Below is the code snippet I am using,
my @array = (1,2,3,4,5,5,6,5,4,9);
my $element_omitted = 5;
@array = grep { $_ != $element_omitted } @array;
Use splice if you already know the index of the element you want to delete.
Grep works if you are searching.
If you need to do a lot of these, you will get much better performance if you keep your array in sorted order, since you can then do binary search to find the necessary index.
If it makes sense in your context, you may want to consider using a "magic value" for deleted records, rather then deleting them, to save on data movement -- set deleted elements to undef, for example. Naturally, this has its own issues (if you need to know the number of "live" elements, you need to keep track of it separately, etc), but may be worth the trouble depending on your application.
Edit Actually now that I take a second look -- don't use the grep code above.

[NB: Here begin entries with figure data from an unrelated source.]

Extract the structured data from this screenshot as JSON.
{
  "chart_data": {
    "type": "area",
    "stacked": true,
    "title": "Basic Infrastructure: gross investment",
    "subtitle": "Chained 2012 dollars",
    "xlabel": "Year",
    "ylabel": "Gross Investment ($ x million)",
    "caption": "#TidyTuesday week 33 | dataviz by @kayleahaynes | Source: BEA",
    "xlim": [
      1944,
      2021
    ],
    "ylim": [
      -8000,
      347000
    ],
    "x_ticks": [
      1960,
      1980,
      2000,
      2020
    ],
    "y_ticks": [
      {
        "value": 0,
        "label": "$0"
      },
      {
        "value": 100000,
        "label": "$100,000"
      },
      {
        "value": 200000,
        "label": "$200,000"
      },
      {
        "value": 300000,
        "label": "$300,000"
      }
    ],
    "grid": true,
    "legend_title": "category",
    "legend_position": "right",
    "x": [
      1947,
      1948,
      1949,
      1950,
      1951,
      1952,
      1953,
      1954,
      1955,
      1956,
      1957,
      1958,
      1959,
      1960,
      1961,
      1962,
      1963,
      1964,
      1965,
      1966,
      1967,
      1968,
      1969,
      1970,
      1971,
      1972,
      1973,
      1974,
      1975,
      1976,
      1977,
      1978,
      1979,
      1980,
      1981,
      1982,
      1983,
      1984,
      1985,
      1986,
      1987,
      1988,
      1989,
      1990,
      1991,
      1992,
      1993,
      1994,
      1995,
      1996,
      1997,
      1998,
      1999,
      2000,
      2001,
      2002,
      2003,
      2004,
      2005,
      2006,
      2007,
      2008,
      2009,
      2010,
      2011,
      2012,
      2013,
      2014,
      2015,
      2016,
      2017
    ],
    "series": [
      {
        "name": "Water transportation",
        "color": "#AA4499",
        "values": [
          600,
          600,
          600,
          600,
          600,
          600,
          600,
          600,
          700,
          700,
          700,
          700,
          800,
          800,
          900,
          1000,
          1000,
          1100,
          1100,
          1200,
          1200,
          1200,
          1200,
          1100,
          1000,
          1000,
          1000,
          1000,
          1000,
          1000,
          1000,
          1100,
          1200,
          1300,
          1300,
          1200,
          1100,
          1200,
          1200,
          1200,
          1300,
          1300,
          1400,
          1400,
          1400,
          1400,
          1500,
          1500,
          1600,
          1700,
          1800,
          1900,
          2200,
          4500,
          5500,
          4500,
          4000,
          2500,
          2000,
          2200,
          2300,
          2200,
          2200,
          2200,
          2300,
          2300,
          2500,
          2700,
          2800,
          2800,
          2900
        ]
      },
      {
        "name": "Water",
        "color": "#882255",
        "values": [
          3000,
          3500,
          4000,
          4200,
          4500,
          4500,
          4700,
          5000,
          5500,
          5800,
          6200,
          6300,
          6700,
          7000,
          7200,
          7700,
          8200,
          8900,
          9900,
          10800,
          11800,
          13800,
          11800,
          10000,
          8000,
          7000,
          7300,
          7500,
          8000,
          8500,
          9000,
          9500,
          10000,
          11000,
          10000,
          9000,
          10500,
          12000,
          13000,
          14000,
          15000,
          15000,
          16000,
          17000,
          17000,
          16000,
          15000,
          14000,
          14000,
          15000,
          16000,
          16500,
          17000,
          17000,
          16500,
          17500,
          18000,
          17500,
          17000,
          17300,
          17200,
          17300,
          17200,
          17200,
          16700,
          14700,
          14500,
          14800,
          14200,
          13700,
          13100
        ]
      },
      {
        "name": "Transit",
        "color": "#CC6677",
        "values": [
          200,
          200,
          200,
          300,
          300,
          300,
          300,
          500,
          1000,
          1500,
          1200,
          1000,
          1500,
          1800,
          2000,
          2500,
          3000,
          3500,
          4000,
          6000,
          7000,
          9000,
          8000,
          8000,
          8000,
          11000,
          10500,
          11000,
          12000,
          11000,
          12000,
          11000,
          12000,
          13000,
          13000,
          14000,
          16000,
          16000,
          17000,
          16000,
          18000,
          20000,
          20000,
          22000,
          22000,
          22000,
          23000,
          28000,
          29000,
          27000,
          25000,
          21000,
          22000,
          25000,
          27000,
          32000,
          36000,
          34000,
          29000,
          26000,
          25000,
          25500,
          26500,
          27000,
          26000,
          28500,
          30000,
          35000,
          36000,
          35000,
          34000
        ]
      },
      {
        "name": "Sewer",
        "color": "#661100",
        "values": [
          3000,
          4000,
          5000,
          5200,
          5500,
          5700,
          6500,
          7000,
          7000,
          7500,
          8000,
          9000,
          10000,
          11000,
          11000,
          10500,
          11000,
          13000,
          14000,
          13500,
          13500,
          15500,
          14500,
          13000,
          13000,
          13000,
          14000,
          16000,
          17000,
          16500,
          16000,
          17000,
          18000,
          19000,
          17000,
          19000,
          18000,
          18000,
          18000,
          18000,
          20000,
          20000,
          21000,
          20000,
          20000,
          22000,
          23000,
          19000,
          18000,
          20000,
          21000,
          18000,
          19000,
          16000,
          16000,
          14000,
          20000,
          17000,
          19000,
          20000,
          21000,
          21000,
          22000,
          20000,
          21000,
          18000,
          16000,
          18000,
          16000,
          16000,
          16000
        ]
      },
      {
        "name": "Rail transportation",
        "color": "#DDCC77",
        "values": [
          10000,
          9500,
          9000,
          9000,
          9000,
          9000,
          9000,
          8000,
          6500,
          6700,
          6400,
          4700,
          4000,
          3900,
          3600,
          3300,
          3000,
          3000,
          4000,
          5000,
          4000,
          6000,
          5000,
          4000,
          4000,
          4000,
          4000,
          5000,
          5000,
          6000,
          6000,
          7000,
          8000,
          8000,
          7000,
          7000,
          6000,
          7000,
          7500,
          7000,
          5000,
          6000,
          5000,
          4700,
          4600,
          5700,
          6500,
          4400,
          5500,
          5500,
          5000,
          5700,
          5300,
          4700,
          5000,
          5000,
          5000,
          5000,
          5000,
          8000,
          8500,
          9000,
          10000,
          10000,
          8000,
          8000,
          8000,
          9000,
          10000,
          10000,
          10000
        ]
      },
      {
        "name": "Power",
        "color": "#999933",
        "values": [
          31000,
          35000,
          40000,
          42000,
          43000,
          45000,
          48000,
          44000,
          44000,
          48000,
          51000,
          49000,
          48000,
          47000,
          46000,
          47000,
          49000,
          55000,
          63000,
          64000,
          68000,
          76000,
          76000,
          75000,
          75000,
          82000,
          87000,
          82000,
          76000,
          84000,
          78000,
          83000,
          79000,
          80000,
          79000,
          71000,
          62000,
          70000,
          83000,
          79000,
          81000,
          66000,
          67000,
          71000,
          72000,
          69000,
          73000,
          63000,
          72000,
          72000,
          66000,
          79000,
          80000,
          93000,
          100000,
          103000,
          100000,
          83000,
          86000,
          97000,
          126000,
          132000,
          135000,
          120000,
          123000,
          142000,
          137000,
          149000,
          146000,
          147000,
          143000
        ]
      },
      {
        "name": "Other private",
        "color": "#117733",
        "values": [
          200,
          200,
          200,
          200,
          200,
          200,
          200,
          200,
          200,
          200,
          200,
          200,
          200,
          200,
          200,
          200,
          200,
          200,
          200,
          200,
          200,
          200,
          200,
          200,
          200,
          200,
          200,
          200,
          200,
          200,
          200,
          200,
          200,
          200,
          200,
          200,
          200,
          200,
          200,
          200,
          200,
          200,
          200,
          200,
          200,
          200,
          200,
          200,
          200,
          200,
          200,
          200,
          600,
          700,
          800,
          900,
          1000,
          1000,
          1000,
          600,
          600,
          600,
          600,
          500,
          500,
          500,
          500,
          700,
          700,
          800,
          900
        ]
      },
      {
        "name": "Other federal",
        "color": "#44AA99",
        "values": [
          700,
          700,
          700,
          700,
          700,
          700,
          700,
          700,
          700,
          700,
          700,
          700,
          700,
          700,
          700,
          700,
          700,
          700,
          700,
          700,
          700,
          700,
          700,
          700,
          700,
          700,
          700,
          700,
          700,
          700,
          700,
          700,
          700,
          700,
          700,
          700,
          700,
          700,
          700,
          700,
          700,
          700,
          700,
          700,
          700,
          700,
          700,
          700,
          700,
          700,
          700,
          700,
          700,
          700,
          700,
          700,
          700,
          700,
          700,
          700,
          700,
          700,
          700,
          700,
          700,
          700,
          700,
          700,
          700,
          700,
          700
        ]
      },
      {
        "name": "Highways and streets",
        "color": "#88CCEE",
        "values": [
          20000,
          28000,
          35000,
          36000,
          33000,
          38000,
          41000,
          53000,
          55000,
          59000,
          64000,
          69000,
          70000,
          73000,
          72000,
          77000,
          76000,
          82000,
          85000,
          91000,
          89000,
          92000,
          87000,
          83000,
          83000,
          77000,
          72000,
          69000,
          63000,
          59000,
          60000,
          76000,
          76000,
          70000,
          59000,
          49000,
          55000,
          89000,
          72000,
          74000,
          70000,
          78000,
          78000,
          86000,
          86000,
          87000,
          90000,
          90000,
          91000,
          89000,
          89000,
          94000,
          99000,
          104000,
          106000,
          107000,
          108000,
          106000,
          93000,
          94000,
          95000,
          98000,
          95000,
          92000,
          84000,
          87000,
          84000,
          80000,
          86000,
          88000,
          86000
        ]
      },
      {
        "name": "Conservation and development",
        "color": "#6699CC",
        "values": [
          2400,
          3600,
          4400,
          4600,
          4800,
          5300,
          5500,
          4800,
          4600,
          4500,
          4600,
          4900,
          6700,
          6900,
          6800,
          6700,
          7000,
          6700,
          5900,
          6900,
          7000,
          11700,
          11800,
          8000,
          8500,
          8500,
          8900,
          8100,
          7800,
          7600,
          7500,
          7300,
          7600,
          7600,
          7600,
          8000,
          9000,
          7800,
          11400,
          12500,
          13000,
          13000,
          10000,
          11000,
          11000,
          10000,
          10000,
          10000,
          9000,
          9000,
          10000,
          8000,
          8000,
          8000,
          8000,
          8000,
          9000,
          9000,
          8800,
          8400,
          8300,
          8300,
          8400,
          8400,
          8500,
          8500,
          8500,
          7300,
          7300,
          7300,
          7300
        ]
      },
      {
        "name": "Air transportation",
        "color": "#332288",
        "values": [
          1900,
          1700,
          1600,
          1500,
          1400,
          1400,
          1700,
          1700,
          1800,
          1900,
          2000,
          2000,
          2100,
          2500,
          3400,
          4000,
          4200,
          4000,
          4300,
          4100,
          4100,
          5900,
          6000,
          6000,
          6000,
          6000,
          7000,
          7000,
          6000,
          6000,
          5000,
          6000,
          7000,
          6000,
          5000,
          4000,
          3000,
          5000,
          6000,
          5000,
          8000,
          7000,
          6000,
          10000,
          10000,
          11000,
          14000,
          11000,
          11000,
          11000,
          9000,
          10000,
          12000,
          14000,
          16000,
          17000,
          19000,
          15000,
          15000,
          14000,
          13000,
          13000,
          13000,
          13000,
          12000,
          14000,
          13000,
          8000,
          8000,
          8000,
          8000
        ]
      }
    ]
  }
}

It would be more efficient to find the index of the element you want to delete, then use splice to delete it (the code you have accumulates all the non-matching results..)
my $index = 0;
$index++ until $arr[$index] eq 'foo';
splice(@arr, $index, 1);
That will delete the first occurrence. Deleting all occurrences is very similar, except you will want to get all indexes in one pass:
my @del_indexes = grep { $arr[$_] eq 'foo' } 0..$#arr;
The rest is left as an excercise for the reader -- remember that the array changes as you splice it!
Edit2 John Siracusa correctly pointed out I had a bug in my example.. fixed, sorry about that.